I left the room when the death toll reached the forties. I can't remember any specific reports as I knew it was always going to rise. Somewhere in the middle of that crowd was Fiona and I was a moment of a 'why not' decision away from being with her. I went to the public phones in the Halls lobby and called home. My Dad said he knew I hadn't gone but he was obviously glad that I rang. I then called a friend and asked if anyone had heard from Fiona. Not yet. The rest of the day was a blur as I got spectacularly drunk - not through sorrow as such as I was still too numb to think about it but due to confusion. A few people asked if I was okay whether I had someone there.

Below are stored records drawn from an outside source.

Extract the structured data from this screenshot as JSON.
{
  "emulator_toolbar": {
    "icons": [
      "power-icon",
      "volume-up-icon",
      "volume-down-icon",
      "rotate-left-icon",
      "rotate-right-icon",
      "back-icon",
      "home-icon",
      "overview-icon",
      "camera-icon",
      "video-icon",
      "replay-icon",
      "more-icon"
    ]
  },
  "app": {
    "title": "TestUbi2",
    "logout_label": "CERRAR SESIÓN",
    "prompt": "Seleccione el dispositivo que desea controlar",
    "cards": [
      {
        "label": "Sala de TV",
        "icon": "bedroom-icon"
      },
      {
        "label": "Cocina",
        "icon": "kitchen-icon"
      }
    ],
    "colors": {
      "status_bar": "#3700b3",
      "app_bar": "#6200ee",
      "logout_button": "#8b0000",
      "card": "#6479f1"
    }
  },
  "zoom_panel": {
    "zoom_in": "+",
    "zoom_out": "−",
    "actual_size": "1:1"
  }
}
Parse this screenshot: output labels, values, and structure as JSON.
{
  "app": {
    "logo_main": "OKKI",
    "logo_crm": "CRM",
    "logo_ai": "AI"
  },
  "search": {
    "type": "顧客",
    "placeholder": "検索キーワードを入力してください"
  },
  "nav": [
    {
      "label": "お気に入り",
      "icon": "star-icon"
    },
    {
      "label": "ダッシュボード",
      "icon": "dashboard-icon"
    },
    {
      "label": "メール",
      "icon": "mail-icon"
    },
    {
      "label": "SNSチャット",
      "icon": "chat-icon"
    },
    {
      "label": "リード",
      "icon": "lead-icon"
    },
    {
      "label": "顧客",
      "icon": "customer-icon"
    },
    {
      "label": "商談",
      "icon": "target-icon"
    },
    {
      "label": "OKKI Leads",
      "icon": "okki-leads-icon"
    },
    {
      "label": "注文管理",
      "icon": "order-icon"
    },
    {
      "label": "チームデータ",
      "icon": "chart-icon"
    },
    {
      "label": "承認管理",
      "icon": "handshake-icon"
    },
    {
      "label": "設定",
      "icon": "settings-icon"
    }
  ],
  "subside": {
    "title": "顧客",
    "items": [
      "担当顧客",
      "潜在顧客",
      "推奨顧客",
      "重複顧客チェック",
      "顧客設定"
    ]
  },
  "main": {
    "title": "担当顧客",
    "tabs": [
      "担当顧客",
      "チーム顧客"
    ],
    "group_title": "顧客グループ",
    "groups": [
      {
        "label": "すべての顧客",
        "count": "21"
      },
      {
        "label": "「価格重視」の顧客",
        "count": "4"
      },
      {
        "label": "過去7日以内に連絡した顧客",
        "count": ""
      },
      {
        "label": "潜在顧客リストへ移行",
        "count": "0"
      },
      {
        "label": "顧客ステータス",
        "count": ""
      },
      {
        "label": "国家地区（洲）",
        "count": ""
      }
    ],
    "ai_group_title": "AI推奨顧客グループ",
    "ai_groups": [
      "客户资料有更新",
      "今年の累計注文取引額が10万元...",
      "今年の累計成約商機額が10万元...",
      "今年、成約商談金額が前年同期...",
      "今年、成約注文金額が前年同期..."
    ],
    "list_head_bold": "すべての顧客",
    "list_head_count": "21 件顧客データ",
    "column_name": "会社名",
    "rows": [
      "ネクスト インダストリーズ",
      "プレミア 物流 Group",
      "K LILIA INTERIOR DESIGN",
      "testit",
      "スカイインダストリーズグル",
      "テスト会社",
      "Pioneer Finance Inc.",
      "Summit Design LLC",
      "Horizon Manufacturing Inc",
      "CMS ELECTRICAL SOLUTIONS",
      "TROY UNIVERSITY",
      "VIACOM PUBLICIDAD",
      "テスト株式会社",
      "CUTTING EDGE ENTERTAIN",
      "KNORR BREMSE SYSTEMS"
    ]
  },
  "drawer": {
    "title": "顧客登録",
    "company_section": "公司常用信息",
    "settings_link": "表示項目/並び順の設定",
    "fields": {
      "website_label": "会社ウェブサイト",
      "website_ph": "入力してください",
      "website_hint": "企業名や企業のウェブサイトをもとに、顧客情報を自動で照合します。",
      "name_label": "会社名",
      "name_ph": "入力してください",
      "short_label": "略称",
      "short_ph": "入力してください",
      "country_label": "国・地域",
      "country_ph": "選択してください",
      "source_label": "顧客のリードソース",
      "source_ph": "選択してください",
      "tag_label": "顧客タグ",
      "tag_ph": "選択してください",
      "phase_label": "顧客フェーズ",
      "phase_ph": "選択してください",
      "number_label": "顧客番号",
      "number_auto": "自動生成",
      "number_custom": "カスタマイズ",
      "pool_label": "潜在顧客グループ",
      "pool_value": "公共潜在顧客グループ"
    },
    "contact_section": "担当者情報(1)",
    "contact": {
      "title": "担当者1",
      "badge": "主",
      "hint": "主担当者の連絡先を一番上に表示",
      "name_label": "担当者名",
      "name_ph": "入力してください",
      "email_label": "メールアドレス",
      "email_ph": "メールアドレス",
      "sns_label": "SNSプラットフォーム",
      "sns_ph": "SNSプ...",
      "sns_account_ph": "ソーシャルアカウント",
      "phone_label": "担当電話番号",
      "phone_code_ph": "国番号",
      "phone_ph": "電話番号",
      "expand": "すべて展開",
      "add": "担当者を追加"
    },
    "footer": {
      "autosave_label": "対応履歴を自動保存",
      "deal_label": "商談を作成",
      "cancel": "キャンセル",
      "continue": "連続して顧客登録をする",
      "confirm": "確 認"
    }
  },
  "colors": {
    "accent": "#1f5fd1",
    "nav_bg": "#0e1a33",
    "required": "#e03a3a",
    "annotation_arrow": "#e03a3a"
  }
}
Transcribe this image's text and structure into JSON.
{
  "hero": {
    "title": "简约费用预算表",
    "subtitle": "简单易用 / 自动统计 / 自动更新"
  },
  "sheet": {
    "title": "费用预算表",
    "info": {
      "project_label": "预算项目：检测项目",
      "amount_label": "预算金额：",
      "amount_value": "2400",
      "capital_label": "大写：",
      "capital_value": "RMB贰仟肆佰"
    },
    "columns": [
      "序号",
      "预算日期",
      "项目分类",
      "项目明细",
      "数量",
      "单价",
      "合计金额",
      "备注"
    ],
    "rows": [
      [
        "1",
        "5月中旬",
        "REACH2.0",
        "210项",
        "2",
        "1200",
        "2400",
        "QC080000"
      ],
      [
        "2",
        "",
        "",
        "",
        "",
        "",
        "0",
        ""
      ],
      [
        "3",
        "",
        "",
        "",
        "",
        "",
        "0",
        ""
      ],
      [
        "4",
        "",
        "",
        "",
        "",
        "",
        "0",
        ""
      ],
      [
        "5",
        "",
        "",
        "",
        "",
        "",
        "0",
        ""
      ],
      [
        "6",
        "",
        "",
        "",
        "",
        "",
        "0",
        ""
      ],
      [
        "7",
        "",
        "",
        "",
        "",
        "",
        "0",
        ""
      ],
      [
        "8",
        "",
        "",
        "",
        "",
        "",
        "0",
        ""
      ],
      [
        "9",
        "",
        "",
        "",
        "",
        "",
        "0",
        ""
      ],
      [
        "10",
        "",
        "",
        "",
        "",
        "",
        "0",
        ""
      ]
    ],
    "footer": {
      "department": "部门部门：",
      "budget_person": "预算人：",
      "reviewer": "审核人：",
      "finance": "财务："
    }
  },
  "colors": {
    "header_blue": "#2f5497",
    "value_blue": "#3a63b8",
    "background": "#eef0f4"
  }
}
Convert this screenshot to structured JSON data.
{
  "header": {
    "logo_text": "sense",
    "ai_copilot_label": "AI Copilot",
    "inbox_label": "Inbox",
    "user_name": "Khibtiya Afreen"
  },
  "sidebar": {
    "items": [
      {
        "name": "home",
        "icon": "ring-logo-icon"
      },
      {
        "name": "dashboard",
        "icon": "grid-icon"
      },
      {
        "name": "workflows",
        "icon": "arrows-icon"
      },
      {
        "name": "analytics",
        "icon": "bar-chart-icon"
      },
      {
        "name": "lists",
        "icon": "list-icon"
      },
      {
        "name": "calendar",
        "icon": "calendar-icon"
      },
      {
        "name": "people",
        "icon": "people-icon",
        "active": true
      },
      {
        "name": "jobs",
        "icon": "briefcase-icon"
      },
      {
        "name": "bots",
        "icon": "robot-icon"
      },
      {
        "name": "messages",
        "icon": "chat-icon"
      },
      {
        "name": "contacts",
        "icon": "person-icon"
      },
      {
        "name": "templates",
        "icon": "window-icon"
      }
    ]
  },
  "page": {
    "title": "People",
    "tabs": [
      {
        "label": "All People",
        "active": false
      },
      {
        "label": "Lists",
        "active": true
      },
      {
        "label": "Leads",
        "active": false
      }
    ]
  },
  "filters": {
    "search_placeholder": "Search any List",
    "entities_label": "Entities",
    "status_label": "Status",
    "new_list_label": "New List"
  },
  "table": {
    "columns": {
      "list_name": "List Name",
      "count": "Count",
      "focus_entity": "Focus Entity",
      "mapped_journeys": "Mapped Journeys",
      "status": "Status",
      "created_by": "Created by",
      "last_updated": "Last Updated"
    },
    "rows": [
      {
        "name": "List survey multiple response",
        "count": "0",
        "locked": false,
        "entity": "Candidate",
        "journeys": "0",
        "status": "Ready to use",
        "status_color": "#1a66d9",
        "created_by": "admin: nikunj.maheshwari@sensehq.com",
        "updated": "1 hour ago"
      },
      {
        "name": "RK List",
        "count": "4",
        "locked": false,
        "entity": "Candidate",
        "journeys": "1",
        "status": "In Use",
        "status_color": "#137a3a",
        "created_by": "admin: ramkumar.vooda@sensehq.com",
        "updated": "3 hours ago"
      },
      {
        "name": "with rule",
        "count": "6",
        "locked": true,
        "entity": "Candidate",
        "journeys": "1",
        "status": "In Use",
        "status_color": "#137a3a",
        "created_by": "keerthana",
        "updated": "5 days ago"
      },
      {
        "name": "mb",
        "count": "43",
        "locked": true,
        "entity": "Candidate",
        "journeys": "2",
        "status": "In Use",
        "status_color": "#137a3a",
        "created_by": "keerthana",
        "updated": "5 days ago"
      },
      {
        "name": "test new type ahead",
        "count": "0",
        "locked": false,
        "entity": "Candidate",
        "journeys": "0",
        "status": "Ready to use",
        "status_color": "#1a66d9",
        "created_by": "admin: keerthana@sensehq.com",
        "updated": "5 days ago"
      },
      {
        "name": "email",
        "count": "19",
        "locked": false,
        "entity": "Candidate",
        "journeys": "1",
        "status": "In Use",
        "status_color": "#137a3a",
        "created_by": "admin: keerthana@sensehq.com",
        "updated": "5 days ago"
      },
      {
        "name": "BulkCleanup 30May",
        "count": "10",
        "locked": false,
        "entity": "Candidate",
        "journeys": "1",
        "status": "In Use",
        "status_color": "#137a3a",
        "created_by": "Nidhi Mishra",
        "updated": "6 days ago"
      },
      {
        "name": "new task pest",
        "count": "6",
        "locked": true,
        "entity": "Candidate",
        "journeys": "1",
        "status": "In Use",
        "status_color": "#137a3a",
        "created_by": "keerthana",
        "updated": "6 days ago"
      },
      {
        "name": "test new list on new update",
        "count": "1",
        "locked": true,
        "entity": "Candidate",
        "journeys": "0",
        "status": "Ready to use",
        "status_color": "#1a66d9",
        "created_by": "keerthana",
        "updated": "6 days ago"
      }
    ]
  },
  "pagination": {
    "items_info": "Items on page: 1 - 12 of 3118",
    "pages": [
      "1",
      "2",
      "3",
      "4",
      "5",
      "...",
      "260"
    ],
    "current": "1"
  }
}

At midnight I phoned home again and was told that Fiona was okay. A few broken ribs but she was on here way home. She hasn't been to a game since and, as with a mutual friend of ours, she can't go into a crowded shop without knowing exactly where all the exits are. These are the people who are forgotten about, the fans whose lives have been irrevocably changed by the 15th April. Fiona, being Fiona, thoughtfully bought me a programme that day and handed it over a few months later. It had Des Walker on the cover and was very, very creased. I've never opened it. I put it in a box with my other programmes and it remains there to this day. Later I discovered that on the day of the final she sat alone in her bedroom and cried throughout. She's never seen any footage of the Disaster and neither have I. I'd feel like a sick voyeur but that's just a personal thing.

I stayed in London as I couldn't face home. There was a service in my Sixth Form college that my best friend and sister attended, neither of whom had any connection with LFC at the time. They were there for Fiona and possibly to represent me. The following days were spent talking to people in corridors and lecture halls as I explained about the people I knew that were there and how they'd escaped the pen. The papers on the 16th contained horrific and unnecessary images. I remember one paper bluntly stating that it refused to show pictures of blue-faced fans or faces pressed up to bars as people were still grieving or hadn't been told where their loved ones were. That paper was the Sunday Sport.

For me 15th April is the only day when Justice is irrelevant. I don't want to think about Duckenfield or the SYP. I choose to think about the dead and the people they left behind. They are the only people who matter on that day. The cover up, the S*n and its retinue of lies and deceit are secondary now. When Thursday comes the frustrations and anger will re-appear but on the 15th there will be the briefest of hiatuses. At 3.06pm I'll find a quiet part of the office to sit in and reflect for a while. I work with another Scouser and I know she'll do the same.